Madrid es como las bicicletas
El verano llegó a Madrid a las 0.25 del pasado 9 de junio de 1991. Un verano géminis, bien educado pero confuso, revuelto en esa indecisión de estaciones que se produce en el momento crucial del año. La capital de España es también la capital del termómetro estacional de este país: cuando es primavera en Madrid ya es primavera en todas partes, menos en Canarias, claro, porque allí dicen que es primavera todo el año.Madrid es como las bicicletas, que se hicieron para el verano. Aquel día en que entró como un obús el olor estival en el centro mismo de la ciudad algunos de nosotros estábamos en la Cava Baja. Rodeados de Galdés y de Larra, tuvimos sobre la cabeza el puño de acero del calor, pero una brisa milagrosa que debe provenir de los cielos de Velázquez lo atemperó de tal modo que lo convirtió en un ropaje más de la ciudad, esa mano seca que no tiene vuelta de hoja.
El verano lo pone todo patas arriba y vuelve a ser la ciudad unlagarto tendido al sol. Salen a las aceras las parlanchinas, y los parlanchines juegan al dominó con una camiseta blanca francesa. Los tacos se oyen como si fueran parte de las esquinas y suda todo el mundo, los nobles, los plebeyos y los que rebuscan en los cubos de la basura cómo calmar el estruendoso silencio de la soledad de los mendigos.
Los iguala a todos y los vuelve locos. El verano tiene en la ciudad de Madrid una extraña capacidad para hacer creer a la gente que la vida es inmortal. Y aunque se sabe que luego ha de venir el otoño sobre las azoteas, la gente guarda el ropaje grisáceo de todo el año y se dispone a vivir como si ésta fuera una estación redonda, un lugar sin salida en el que se está muy bien.
El mundo al revés
El verano. Pasa de todo en verano. Ya metidos en esa estación, con el aire quieto dentro de los taxis, vimos el jueves último cómo un premio Nobel, Octavio Paz; un político vasco, Juan María Bandrés, y dos letrados de reputación democrática, Juan Alberto Belloch y Ventura Pérez Mariño, estos tres últimos expertos en correr en manifestación contra el régimen del pasado invierno, veían desde las cristaleras del Palace el mundo al revés.
Protegidos por el frío artificial del hotel, los cuatro miraban cómo unos manifestantes desaforados insultaban al ministro del Interior, frente al palacio de las Cortes.
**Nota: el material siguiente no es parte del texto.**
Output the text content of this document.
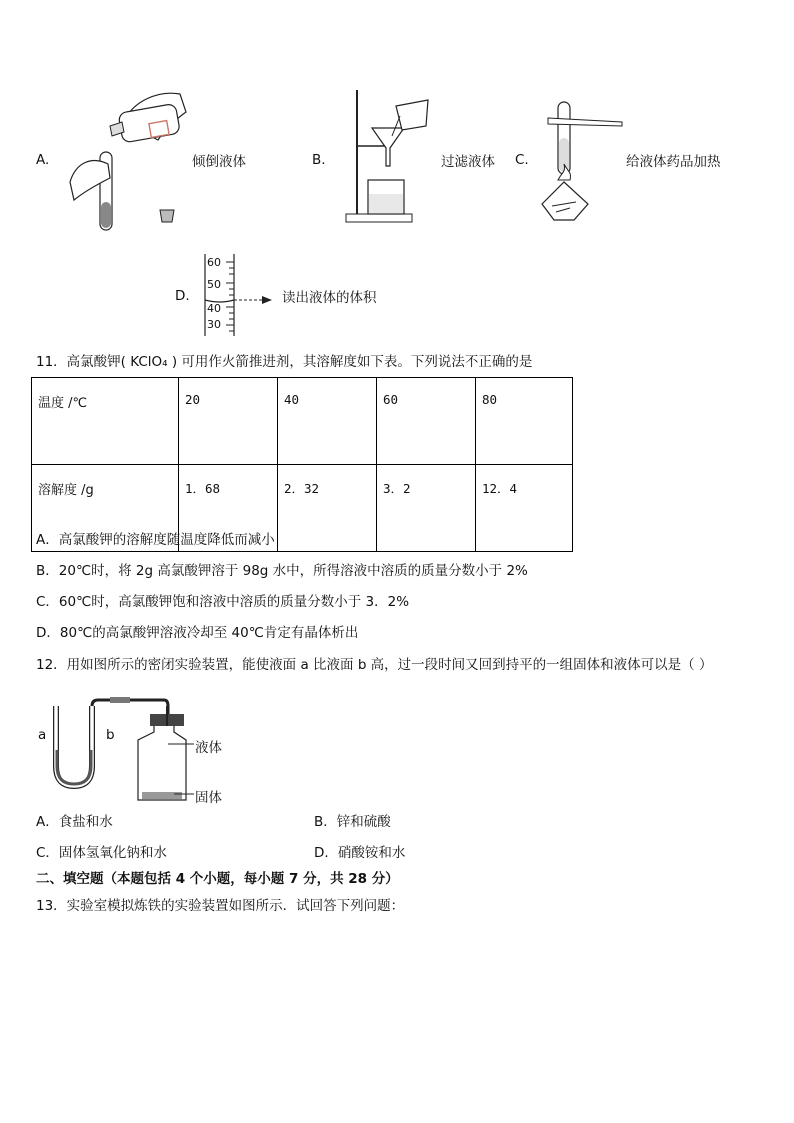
A.	倾倒液体	B.	过滤液体 C.	给液体药品加热
D.
60
50
40
30
读出液体的体积
11．高氯酸钾( KClO₄ ) 可用作火箭推进剂，其溶解度如下表。下列说法不正确的是
温度 /℃	20	40	60	80
溶解度 /g	1．68	2．32	3．2	12．4
A．高氯酸钾的溶解度随温度降低而减小
B．20℃时，将 2g 高氯酸钾溶于 98g 水中，所得溶液中溶质的质量分数小于 2%
C．60℃时，高氯酸钾饱和溶液中溶质的质量分数小于 3．2%
D．80℃的高氯酸钾溶液冷却至 40℃肯定有晶体析出
12．用如图所示的密闭实验装置，能使液面 a 比液面 b 高，过一段时间又回到持平的一组固体和液体可以是（ ）
a	b
液体
固体
A．食盐和水	B．锌和硫酸
C．固体氢氧化钠和水	D．硝酸铵和水
二、填空题（本题包括 4 个小题，每小题 7 分，共 28 分）
13．实验室模拟炼铁的实验装置如图所示．试回答下列问题：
Un contingente considerable de policías de paisano, en mangas de camisa, declaraba a gritos que el pueblo no admite a Corcuera. El mundo al revés. Bandrés no decía nada. Belloch decía que era ilegal intimidar a un diputado en el escenario mismo de su actividad parlamentaria. Mariño recordaba el artículo en el que esto se especifica. El premio Nobel era más ingenuo: "¿Piden más paga?".
Madrid vive el principio del verano como el tobogán por el que puede empezar a bajar el agua caliente de la casualidad, que es una forma venial de la magia. Los policías eran antes grises y ceñudos, y respondían con el silencio feroz de la comisura de sus labios a la existencia misma de los otros. Era el dominio del invierno, para ellos también. Ahora andan descamisados y gritan su cabreo. La gente los ve pasar y los escucha como si ellos también fueran una consecuencia del verano.
El verano es símbolo de la vida urbana y entra en ella con los aditamentos que tienen las metáforas: el calor, el color, el olor, sus sabores. Es el sudor y su contrario, la noche y el día, una sensación de que la propia existencia habita en ese momento del año.
Es una suerte que el verano nos encuentre vivos, porque siempre existe la impresión de que lo que ocurre cuando viene resulta irrepetible. No es verdad, porque el año pasado ocurrió lo mismo. Lo que pasa en Madrid es que esta piedra de sol que vino el 9 de junio, acaso para celebrar que Octavio Paz llegaba a esta ciudad que vio en la guerra, parece un tesoro guardado para creer que el verano siempre está, por si acaso es necesario.